La production d’insuline après un repas dépend en majorité de la libération d’hormones incrétines (GLP-1 et GIP) par les cellules L intestinales, elle-même déclenchée par l’arrivée du glucose dans le petit intestin. Le mécanisme par lequel le glucose stimule la sécrétion de GLP-1 a fait l’objet de vifs débats, avec des résultats contradictoires résultant de l’utilisation de différents modèles in vitro et technologies. Ce commentaire propose de faire  le point, suite à la publication d’un article présentant des résultats intéressants.

Deux mécanismes ont été identifiés comme pouvant opérer sur les cellules L. Il a ainsi été suggéré que les cellules endocrines de l’intestin peuvent être considérées comme des cellules gustatives modifiées, mettant en jeu les mêmes récepteurs à la saveur sucrée que ceux situés sur la langue, qui reconnaissent les sucres naturels et les édulcorants artificiels (voir la brève plus haut sur l’article de Sigoillot et al.). Une autre théorie soutient que ces cellules détectent le niveau d’absorption du glucose via le transporteur glucose/sodium (SGLT1) en utilisant l’entrée d’ions Na+ chargés positivement pour moduler l’activité électrique des cellules L et la sécrétion d’hormones.

Kuhre et al. ont étudié la validité de chacune de ces voies sur un modèle d’intestin de rat intact perfusé. Il a été observé que :

–          l’ajout de glucose par perfusion dans la lumière de l’intestin conduit à une augmentation rapide de GLP-1,

–          l’a-MGP (qui est un substrat de SGLT1) mime l’action du glucose et déclenche une élévation de GLP-1,

–          un inhibiteur de SGLT1 abolit les réponses du glucose et du a-MGP, suggérant que SGLT1 agit comme un détecteur de glucose dans l’initiation de la libération de GLP-1,

–          des édulcorants artificiels ne provoquent pas la libération de GLP-1, suggérant que les récepteurs à la saveur sucrée n’ont pas de rôle direct sur la sécrétion de GLP-1,

–          la fermeture des canaux K+ grâce aux sulfonylurées conduit à augmenter la libération de GLP-1, tandis que l’ouverture des canaux à l’aide de diazoxide supprime la sécrétion de GLP-1. A cet égard, les cellules L intestinales ressemblent aux cellules b pancréatiques.

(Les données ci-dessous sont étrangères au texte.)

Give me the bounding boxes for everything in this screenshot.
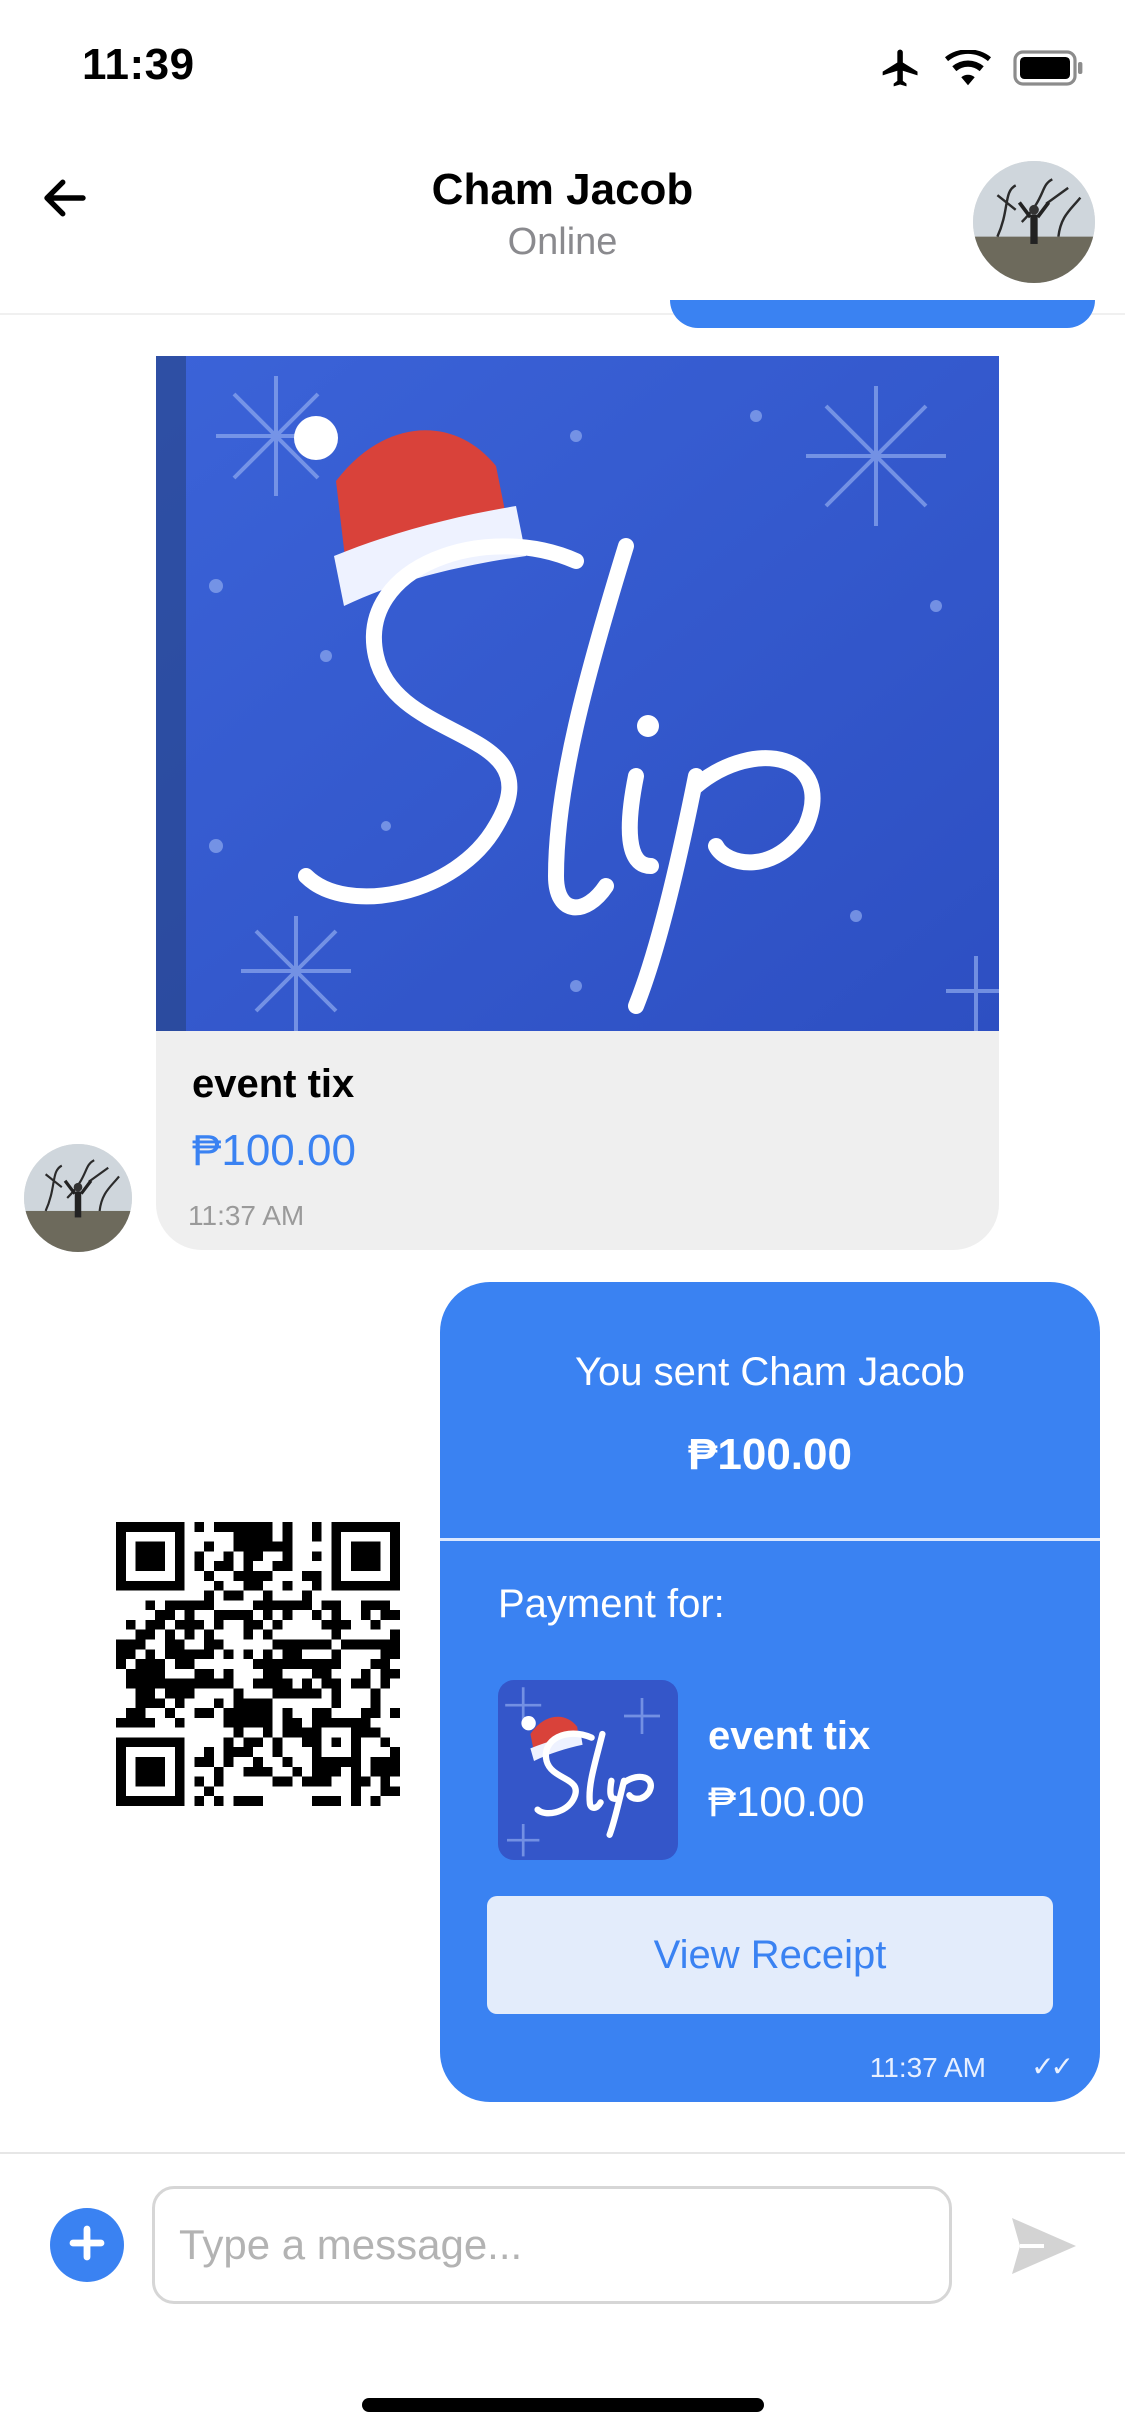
payment-message-bubble[interactable]: You sent Cham Jacob ₱100.00 Payment for:… [440,1282,1100,2102]
divider [440,1538,1100,1541]
home-indicator [362,2398,764,2412]
payment-sent-text: You sent Cham Jacob [575,1350,965,1394]
message-input[interactable] [152,2186,952,2304]
product-price: ₱100.00 [192,1126,356,1175]
sender-avatar[interactable] [24,1144,132,1252]
send-icon [1008,2218,1080,2282]
payment-amount: ₱100.00 [688,1430,852,1479]
status-icons [879,46,1085,95]
add-attachment-button[interactable] [50,2208,124,2282]
payment-item-name: event tix [708,1714,871,1758]
payment-item-price: ₱100.00 [708,1778,865,1825]
status-time: 11:39 [82,40,195,89]
message-composer [0,2152,1125,2436]
airplane-mode-icon [879,46,923,95]
product-image[interactable] [156,356,999,1031]
view-receipt-button[interactable]: View Receipt [487,1896,1053,2014]
payment-item-thumbnail [498,1680,678,1860]
product-message-bubble[interactable]: event tix ₱100.00 11:37 AM [156,356,999,1250]
previous-message-bubble [670,300,1095,328]
qr-code[interactable] [116,1522,400,1806]
plus-icon [67,2223,107,2268]
message-timestamp: 11:37 AM [869,2052,986,2083]
send-button[interactable] [1008,2214,1080,2278]
product-name: event tix [192,1062,355,1106]
double-check-icon: ✓✓ [1031,2051,1074,2082]
message-timestamp: 11:37 AM [188,1200,305,1231]
contact-avatar[interactable] [973,161,1095,283]
chat-header: Cham Jacob Online [0,135,1125,315]
battery-icon [1013,50,1085,91]
contact-name: Cham Jacob [431,165,694,214]
wifi-icon [945,49,991,91]
contact-status: Online [507,221,618,263]
payment-for-label: Payment for: [498,1582,725,1626]
status-bar: 11:39 [0,0,1125,135]
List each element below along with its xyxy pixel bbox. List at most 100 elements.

En revanche, l’effet des sulfonylurées n’a pas été trouvé dans les études humaines alors que la glucokinase et les canaux K+ sont fortement exprimés dans les cellules L. Ceci pourrait s’expliquer par le fait que c’est l’activité de SGLT1 qui domine la réponse de l’ingestion des glucides pour l’obtention du pic de GLP-1, mais pas la fermeture des canaux K+. Tandis que SGLT1 l’emporterait sur le court terme, les effets des sulfonylurées semblent devenir évidents plus tard lorsque le niveau de GLP-1 s’est atténué.

Ce commentaire met en perspective ces résultats et note que le corps utilise des détecteurs de glucose variés dans différents tissus selon les niveaux de glucose environnants. Dans les cellules b pancréatiques, la glucokinase serait un lien entre le niveau métabolique nécessaire et la concentration de glucose pour réguler la sécrétion d’insuline. Dans les cellules L de l’intestin, SGLT1 serait le détecteur primaire de glucose. Ainsi, la sécrétion de GLP-1 reflète le niveau d’absorption de glucose du tractus gastro-intestinal, envoyant un signal adéquat aux cellules b pancréatiques indiquant qu’il est temps d’augmenter le niveau de sécrétion d’insuline. Comprendre les mécanismes de détection de glucose ouvre des perspectives intéressantes pour la conception de nouvelles thérapies antidiabétiques ciblant l’intestin.

An absorbing sense of sweetness.

Gribble FM.

Diabetes. 2015 Feb;64(2):338-40. doi: 10.2337/db14-1477.